Carl Tobias, a law professor at the University of Richmond, told Fox News that Dowd's remarks seem like a new phase in the Trump team's attitude toward the Mueller probe.
"It also seems important that the timing coincides with McCabe’s firing, so we can probably expect that there will be increasing pressure on [Rosenstein] to end the Mueller inquiry, although McCabe’s actions were only tangentially related to Mueller’s work," he said.
FBI officials reacted angrily to the firing. McCabe described the termination  as part of an “ongoing war” against the FBI.
"This attack on my credibility is one part of a larger effort not just to slander me personally, but to taint the FBI, law enforcement, and intelligence professionals more generally," McCabe said.

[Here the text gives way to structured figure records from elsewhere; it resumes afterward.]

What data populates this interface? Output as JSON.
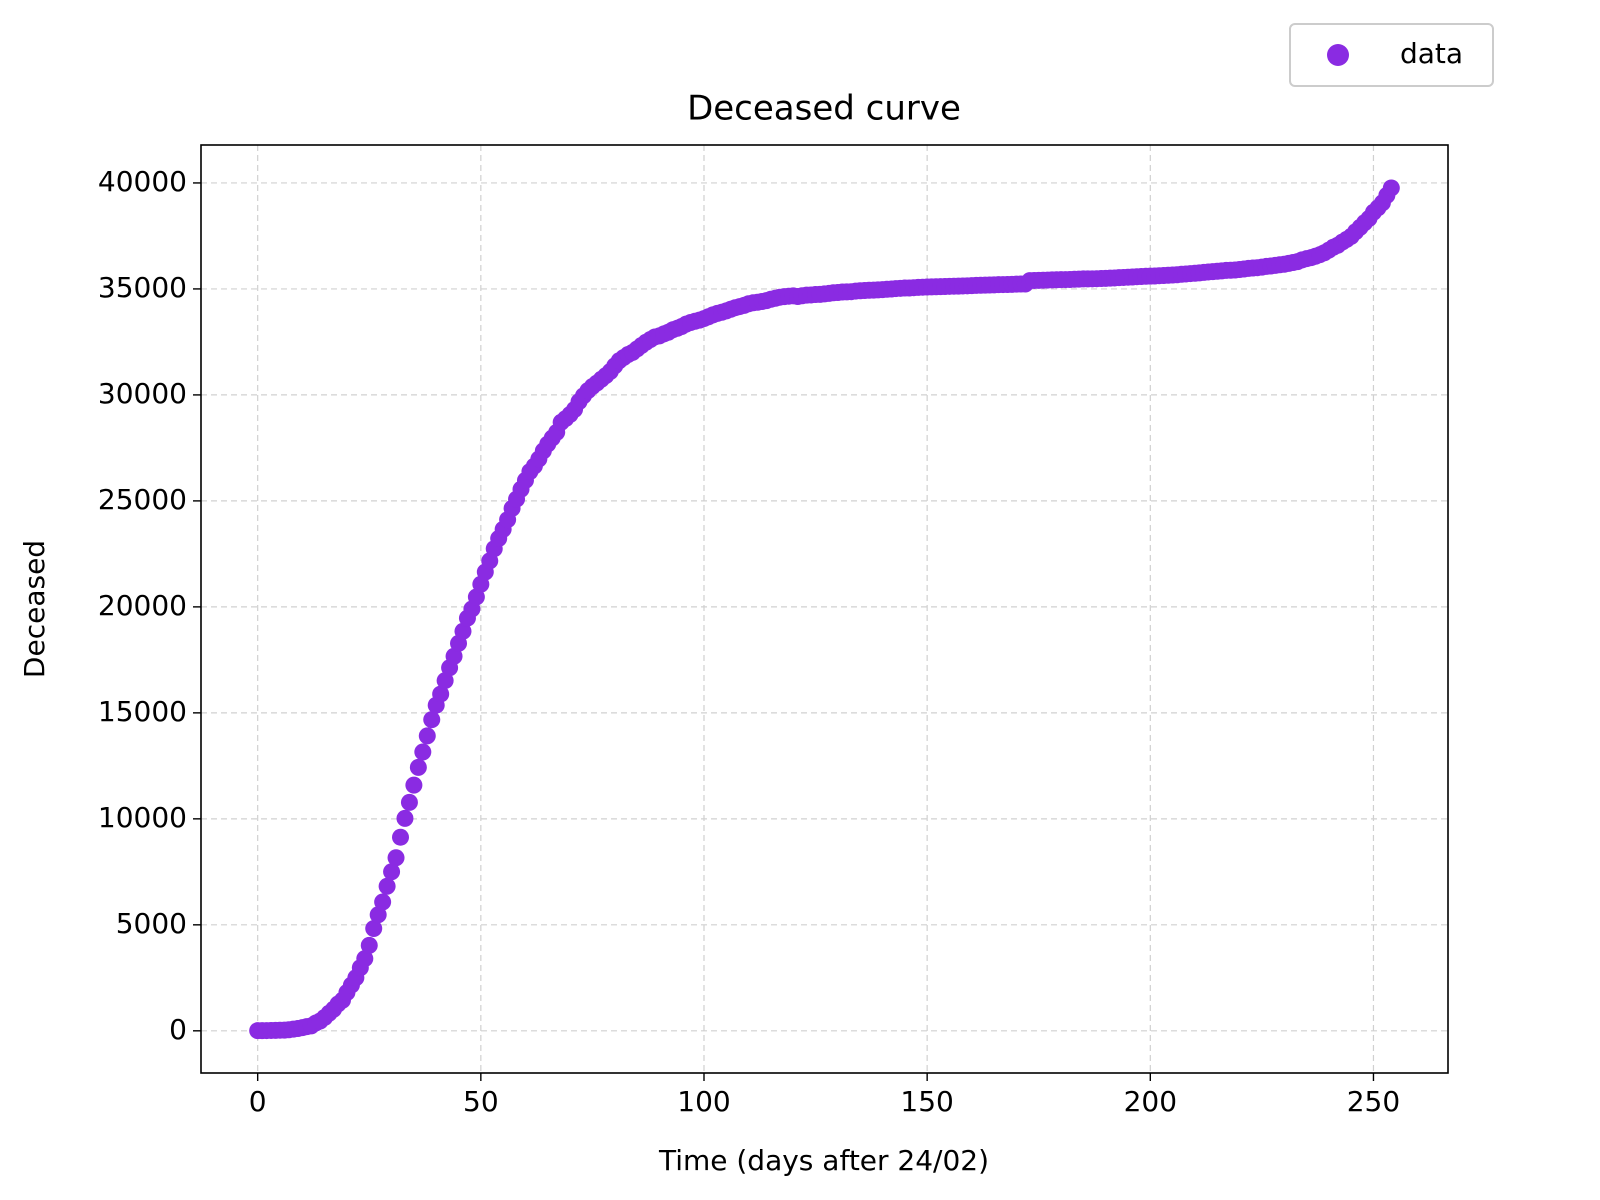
{
  "chart_data": {
    "type": "scatter",
    "title": "Deceased curve",
    "x_label": "Time (days after 24/02)",
    "y_label": "Deceased",
    "x": [
      0,
      1,
      2,
      3,
      4,
      5,
      6,
      7,
      8,
      9,
      10,
      11,
      12,
      13,
      14,
      15,
      16,
      17,
      18,
      19,
      20,
      21,
      22,
      23,
      24,
      25,
      26,
      27,
      28,
      29,
      30,
      31,
      32,
      33,
      34,
      35,
      36,
      37,
      38,
      39,
      40,
      41,
      42,
      43,
      44,
      45,
      46,
      47,
      48,
      49,
      50,
      51,
      52,
      53,
      54,
      55,
      56,
      57,
      58,
      59,
      60,
      61,
      62,
      63,
      64,
      65,
      66,
      67,
      68,
      69,
      70,
      71,
      72,
      73,
      74,
      75,
      76,
      77,
      78,
      79,
      80,
      81,
      82,
      83,
      84,
      85,
      86,
      87,
      88,
      89,
      90,
      91,
      92,
      93,
      94,
      95,
      96,
      97,
      98,
      99,
      100,
      101,
      102,
      103,
      104,
      105,
      106,
      107,
      108,
      109,
      110,
      111,
      112,
      113,
      114,
      115,
      116,
      117,
      118,
      119,
      120,
      121,
      122,
      123,
      124,
      125,
      126,
      127,
      128,
      129,
      130,
      131,
      132,
      133,
      134,
      135,
      136,
      137,
      138,
      139,
      140,
      141,
      142,
      143,
      144,
      145,
      146,
      147,
      148,
      149,
      150,
      151,
      152,
      153,
      154,
      155,
      156,
      157,
      158,
      159,
      160,
      161,
      162,
      163,
      164,
      165,
      166,
      167,
      168,
      169,
      170,
      171,
      172,
      173,
      174,
      175,
      176,
      177,
      178,
      179,
      180,
      181,
      182,
      183,
      184,
      185,
      186,
      187,
      188,
      189,
      190,
      191,
      192,
      193,
      194,
      195,
      196,
      197,
      198,
      199,
      200,
      201,
      202,
      203,
      204,
      205,
      206,
      207,
      208,
      209,
      210,
      211,
      212,
      213,
      214,
      215,
      216,
      217,
      218,
      219,
      220,
      221,
      222,
      223,
      224,
      225,
      226,
      227,
      228,
      229,
      230,
      231,
      232,
      233,
      234,
      235,
      236,
      237,
      238,
      239,
      240,
      241,
      242,
      243,
      244,
      245,
      246,
      247,
      248,
      249,
      250,
      251,
      252,
      253,
      254
    ],
    "series": [
      {
        "name": "data",
        "color": "#8a2be2",
        "values": [
          7,
          10,
          12,
          17,
          21,
          29,
          34,
          52,
          79,
          107,
          148,
          197,
          233,
          366,
          463,
          631,
          827,
          1016,
          1266,
          1441,
          1809,
          2158,
          2503,
          2978,
          3405,
          4032,
          4825,
          5476,
          6077,
          6820,
          7503,
          8165,
          9134,
          10023,
          10779,
          11591,
          12428,
          13155,
          13915,
          14681,
          15362,
          15887,
          16523,
          17127,
          17669,
          18279,
          18849,
          19468,
          19899,
          20465,
          21067,
          21645,
          22170,
          22745,
          23227,
          23660,
          24114,
          24648,
          25085,
          25549,
          25969,
          26384,
          26644,
          26977,
          27359,
          27682,
          27967,
          28236,
          28710,
          28884,
          29079,
          29315,
          29684,
          29958,
          30201,
          30395,
          30560,
          30739,
          30911,
          31106,
          31368,
          31610,
          31763,
          31908,
          32007,
          32169,
          32330,
          32486,
          32616,
          32735,
          32785,
          32877,
          32955,
          33072,
          33142,
          33229,
          33340,
          33415,
          33475,
          33530,
          33601,
          33689,
          33774,
          33846,
          33899,
          33964,
          34043,
          34114,
          34167,
          34223,
          34301,
          34345,
          34371,
          34405,
          34448,
          34514,
          34561,
          34610,
          34634,
          34657,
          34675,
          34644,
          34678,
          34708,
          34716,
          34738,
          34744,
          34767,
          34788,
          34818,
          34833,
          34854,
          34861,
          34869,
          34899,
          34914,
          34926,
          34938,
          34945,
          34954,
          34967,
          34984,
          34997,
          35017,
          35028,
          35042,
          35045,
          35058,
          35073,
          35082,
          35092,
          35097,
          35102,
          35107,
          35112,
          35123,
          35129,
          35132,
          35141,
          35146,
          35154,
          35166,
          35171,
          35181,
          35187,
          35190,
          35203,
          35205,
          35209,
          35215,
          35225,
          35231,
          35234,
          35392,
          35400,
          35405,
          35412,
          35418,
          35427,
          35430,
          35437,
          35441,
          35445,
          35458,
          35463,
          35472,
          35473,
          35477,
          35483,
          35491,
          35497,
          35507,
          35518,
          35534,
          35541,
          35553,
          35563,
          35577,
          35587,
          35597,
          35603,
          35610,
          35624,
          35633,
          35645,
          35658,
          35668,
          35692,
          35707,
          35724,
          35738,
          35758,
          35781,
          35801,
          35818,
          35835,
          35851,
          35875,
          35880,
          35894,
          35918,
          35941,
          35968,
          35986,
          36002,
          36030,
          36061,
          36083,
          36111,
          36140,
          36166,
          36205,
          36246,
          36289,
          36372,
          36427,
          36474,
          36543,
          36616,
          36705,
          36832,
          36968,
          37059,
          37210,
          37338,
          37479,
          37700,
          37905,
          38122,
          38321,
          38618,
          38826,
          39059,
          39412,
          39764
        ]
      }
    ],
    "xlim": [
      -12.7,
      266.7
    ],
    "xticks": [
      0,
      50,
      100,
      150,
      200,
      250
    ],
    "ylim": [
      -1990,
      41790
    ],
    "yticks": [
      0,
      5000,
      10000,
      15000,
      20000,
      25000,
      30000,
      35000,
      40000
    ],
    "grid": true,
    "legend": "upper right"
  }
}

"It is part of this Administration’s ongoing war on the FBI and the efforts of the Special Counsel investigation, which continue to this day. Their persistence in this campaign only highlights the importance of the Special Counsel’s work," he added.
Adding more intrigue, a source close to McCabe told Fox News Saturday that he kept memos memorializing his interactions with Trump, in a way that was very similar to the method Comey used to keep his own memos.
Comey also weighed in, in a Twitter posting that also hinted at his coming tell-all book: “A Higher Loyalty.”
“Mr. President, the American people will hear my story very soon,” he tweeted. “And they can judge for themselves who is honorable and who is not.”
Former CIA Director John Brennan, known for his outspoken criticisms of Trump, also weighed in -- blasting Trump in dramatic and colorful language and promising that “America will triumph over you.”
Democrats quickly backed those officials. Senate Minority Leader Chuck Schumer, D-NY, expressed concern about the state of the FBI investigation itself, saying Dowd’s statement show that the Trump team is looking to  “undermine [Mueller] at every turn."
"The president, the administration, and his legal team must not take any steps to curtail, interfere with, or end the special counsel's investigation or there will be severe consequences from both Democrats and Republicans," Schumer said in a statement.
Jumping into the fray, Sen. Patrick Leahy, D-Vt., called for the Senate Judiciary Committee to hold a hearing on "escalating politicized attacks" on the DOJ and FBI.
“During my four decades in the Senate, I have never before seen our nation’s career, apolitical law enforcement officials so personally and publicly maligned by politicians — indeed, by our President," he said in a statement. "And I have never been so concerned that the walls intended to protect the independence of our dedicated law enforcement professionals, including Special Counsel Mueller, are at risk of crumbling."
While the social media exchanges were especially intense earlier in the day on Saturday, Trump weighed in again on the issues associated with McCabe, and with the Mueller investigation, in the evening hours.
Shortly after 8 p.m. ET, he tweeted: "The Mueller probe should never have been started in that there was no collusion and there was no crime. It was based on fraudulent activities and a Fake Dossier paid for by Crooked Hillary and the DNC, and improperly used in FISA COURT for surveillance of my campaign. WITCH HUNT!"